Over the moon

Neil Armstrong takes a walk. 1969

By Phil Jarratt

Every man and his dog – or at least those of us over about 55 – will be having a piece of this over the next couple of weeks, so I thought I’d get in ahead of the rush. Who remembers what they were doing when a man named Armstrong walked upon the moon, 50 years ago next week?

The Apollo 11 moon landing is one of those rare moments in history that embed themselves in the memory for life for all the right reasons – a triumph rather than a tragedy. Yes, I can remember where I was and what I was doing when President Kennedy, Martin Luther King and Bobby Kennedy were assassinated, when Harold Holt drowned (or was kidnapped in a Chinese mini-sub) at Cheviot Beach, and when the planes hit the Twin Towers on 9/11. But the good stuff, not so much.

Of course, you can argue that the race to space became the race to weaponize the solar system, or if you want to be really silly you can argue that the moon landing never happened. But if you were around back then, you can never forget how amazing those scratchy images were, beaming out of our little black and white televisions on the sunny winter Monday afternoon of July 21, 1969. When Neil Armstrong and then Buzz Aldrin clambered out of the landing craft in their ridiculous spacesuits and made that “one great leap for mankind”.

I was in my final year of school and about to sit the trial Higher School Certificate, but during the morning history class, our English and history master, Fred Starling, announced that all of fifth and sixth form were being given the afternoon off so that they could watch the moon landing from home, but our small group of first level history students were invited to a sandwich lunch followed by the moon viewing at the Starling home, about halfway between the school and the beach.

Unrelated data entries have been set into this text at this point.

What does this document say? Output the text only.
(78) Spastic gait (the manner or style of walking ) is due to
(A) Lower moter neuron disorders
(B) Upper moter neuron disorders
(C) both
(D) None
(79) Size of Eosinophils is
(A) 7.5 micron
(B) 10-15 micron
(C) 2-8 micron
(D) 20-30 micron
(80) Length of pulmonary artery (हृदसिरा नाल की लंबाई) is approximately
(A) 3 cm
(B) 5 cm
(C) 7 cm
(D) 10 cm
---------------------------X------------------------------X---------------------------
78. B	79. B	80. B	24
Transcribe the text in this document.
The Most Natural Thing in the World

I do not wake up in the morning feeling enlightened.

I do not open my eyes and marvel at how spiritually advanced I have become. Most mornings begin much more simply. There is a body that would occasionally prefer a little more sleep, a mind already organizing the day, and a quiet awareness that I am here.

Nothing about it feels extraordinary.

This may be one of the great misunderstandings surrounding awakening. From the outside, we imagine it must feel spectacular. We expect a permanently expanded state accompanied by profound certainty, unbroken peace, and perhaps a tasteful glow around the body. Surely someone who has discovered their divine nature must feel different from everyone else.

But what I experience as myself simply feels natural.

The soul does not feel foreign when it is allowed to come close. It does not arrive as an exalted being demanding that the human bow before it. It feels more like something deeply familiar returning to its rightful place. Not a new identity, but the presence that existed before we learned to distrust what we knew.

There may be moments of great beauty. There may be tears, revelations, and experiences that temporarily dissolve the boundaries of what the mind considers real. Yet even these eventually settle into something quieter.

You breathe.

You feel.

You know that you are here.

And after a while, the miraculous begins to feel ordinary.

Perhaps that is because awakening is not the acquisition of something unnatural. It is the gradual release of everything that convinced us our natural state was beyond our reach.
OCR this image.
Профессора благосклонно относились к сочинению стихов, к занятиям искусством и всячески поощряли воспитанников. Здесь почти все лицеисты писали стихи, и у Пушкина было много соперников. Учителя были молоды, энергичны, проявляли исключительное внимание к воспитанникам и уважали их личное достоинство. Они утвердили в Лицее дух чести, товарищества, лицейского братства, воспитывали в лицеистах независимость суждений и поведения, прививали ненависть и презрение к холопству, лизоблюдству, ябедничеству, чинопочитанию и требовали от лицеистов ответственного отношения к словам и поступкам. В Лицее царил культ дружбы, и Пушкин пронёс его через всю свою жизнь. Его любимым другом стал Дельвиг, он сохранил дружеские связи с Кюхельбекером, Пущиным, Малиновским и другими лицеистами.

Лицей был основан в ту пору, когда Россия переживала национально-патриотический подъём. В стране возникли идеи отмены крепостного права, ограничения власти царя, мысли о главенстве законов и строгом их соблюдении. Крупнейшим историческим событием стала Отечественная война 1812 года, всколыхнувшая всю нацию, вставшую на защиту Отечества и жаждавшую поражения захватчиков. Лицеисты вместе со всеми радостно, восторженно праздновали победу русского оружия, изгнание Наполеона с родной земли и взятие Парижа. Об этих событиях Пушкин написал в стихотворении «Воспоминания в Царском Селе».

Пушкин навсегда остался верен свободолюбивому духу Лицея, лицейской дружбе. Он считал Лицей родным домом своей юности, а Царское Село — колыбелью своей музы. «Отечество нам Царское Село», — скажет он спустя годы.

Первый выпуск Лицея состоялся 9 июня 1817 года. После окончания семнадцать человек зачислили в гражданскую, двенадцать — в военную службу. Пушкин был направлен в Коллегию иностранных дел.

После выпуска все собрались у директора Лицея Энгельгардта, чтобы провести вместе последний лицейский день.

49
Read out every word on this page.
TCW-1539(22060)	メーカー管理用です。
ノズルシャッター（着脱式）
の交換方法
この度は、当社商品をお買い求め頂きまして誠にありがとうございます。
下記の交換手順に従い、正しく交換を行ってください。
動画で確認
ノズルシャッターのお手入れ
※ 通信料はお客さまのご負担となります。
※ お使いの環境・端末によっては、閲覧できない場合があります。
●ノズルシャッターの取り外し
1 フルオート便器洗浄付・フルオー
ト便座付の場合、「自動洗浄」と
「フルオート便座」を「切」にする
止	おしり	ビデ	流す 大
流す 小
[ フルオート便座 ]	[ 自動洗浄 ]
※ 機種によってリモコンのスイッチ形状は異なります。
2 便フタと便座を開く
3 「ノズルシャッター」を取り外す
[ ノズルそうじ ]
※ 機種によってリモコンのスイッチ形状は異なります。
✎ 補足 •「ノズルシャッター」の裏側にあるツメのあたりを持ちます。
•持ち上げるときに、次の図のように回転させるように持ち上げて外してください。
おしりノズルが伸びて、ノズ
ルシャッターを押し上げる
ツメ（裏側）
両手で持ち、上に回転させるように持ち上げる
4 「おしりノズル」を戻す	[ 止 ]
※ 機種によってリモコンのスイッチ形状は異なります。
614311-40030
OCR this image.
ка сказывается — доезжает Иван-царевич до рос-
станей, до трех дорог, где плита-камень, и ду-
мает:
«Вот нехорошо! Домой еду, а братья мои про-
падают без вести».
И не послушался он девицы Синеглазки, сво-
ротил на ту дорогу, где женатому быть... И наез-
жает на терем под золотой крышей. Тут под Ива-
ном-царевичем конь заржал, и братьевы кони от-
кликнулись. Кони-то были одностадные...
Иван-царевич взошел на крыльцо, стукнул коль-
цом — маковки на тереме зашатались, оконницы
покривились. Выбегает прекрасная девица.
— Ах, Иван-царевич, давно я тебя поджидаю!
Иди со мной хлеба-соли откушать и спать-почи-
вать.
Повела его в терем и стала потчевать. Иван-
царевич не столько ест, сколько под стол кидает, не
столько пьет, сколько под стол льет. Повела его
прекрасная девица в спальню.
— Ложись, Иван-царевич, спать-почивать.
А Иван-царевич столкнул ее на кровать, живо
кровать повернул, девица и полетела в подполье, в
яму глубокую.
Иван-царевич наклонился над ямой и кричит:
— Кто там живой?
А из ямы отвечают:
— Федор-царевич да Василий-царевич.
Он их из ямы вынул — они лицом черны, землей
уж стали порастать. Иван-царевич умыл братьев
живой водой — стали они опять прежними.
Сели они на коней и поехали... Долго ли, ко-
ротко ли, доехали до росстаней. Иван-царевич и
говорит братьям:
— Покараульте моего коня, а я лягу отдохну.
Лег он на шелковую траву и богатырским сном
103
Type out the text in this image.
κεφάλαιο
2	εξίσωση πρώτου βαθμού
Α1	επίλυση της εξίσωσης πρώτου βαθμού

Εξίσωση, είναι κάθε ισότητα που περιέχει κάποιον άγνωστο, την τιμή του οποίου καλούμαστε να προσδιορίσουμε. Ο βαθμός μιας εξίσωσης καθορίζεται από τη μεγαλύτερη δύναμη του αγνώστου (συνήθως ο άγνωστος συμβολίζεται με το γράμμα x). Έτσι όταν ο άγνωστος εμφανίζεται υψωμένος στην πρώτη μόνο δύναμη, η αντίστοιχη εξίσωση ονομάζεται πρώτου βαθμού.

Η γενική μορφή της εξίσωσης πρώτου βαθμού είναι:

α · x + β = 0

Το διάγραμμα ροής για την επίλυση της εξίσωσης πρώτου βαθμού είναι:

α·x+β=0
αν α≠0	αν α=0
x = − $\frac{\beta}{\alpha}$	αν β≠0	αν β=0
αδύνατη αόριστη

Perfect. The wind was blowing hard offshore into a rising ground swell. I’d ridden my bike down to check it before school, but in the dead of winter there was never quite long enough to fit an early session in. Now, Fred Starling and NASA were providing us that opportunity.

We were paddling out through the channel into empty overhead barrels within 15 minutes of the lunch hooter sounding, and we surfed our brains out for the next hour. Fletch paddled over to me between sets. “What time’s this moon walk supposed to happen?” I thought they’d said one o’clock, but what time was it now? I said I thought we’d better go in, right now. Another set loomed. Right now, after this one.

Our long hair wet on our collars and salt water dripping from our nostrils, we snuck into the Starling living room just as Buzz Aldrin climbed out to join his mate. All eyes were glued to the TV. No one seemed to notice. Then Fred Starling’s imperious tone filled the room: “Time waits for no man. Fletcher, Jarratt, so glad you could join us for at least part of history in the making.”

Happy birthday, Joe Quigg

Some years ago in Hawaii for one of Randy Rarick’s magnificent surfboard auctions, I had the great good fortune to meet and spend some time in conversation with two of the forgotten heroes of surfboard design – Joe Quigg and Matt Kivlin. Born a few years apart in the 1920s, these two Malibu surfers and pioneer designers (Kivlin had a stellar career as an architect, as well as his fame as a surfer) revolutionized California surfing in the late 1940s and early ‘50s by bringing home Rabbit Kekai’s “hot curl” designs and adapting them to mainland conditions.

Tall, handsome Matt Kivlin was the better test pilot, standing tall and flicking his hot curl around at Malibu, but Quigg was a design genius, taking the traditionally flat surfboard and giving it a kick at nose and tail – a fundamental breakthrough, later known as “rocker”, that would take surfing into a whole new realm.

Matt Warshaw wrote in his Encyclopedia of Surfing: “In 1947, Quigg built a balsa-redwood board for Darrylin Zanuck, the daughter of Hollywood mogul Darryl Zanuck, that was thinner and lighter than anything yet seen; the 25-pound ‘Darrylin board’, as it was called, got passed from one Malibu surfer to the next as the hottest-turning board on the beach, and thus became a prototype for the popular Malibu chip board.”

Matt Kivlin was one who rode the Darrylin and it inspired him to produce his own “girl boards” for the Gidget generation. Together, Kivlin and Quigg helped launch the California surf boom of the 1950s, that was soon to spread around the world.

That day in Ala Moana, Kivlin was the smiling elder statesman, Quigg the grumpy backroom boy, and neither of them was giving much away, until over one of those endless cups of weak coffee at a corner café, they opened up about their shared history and I sat there entranced.

Matt Kivlin passed away not long after that, but Joe Quigg still lives in a care facility in Hawaii, and my friend “Baby Dave” Rochlen sent me a few photos this week of the celebration of Joe’s 94th birthday at the Outrigger Canoe Club. Happy birthday, Joe!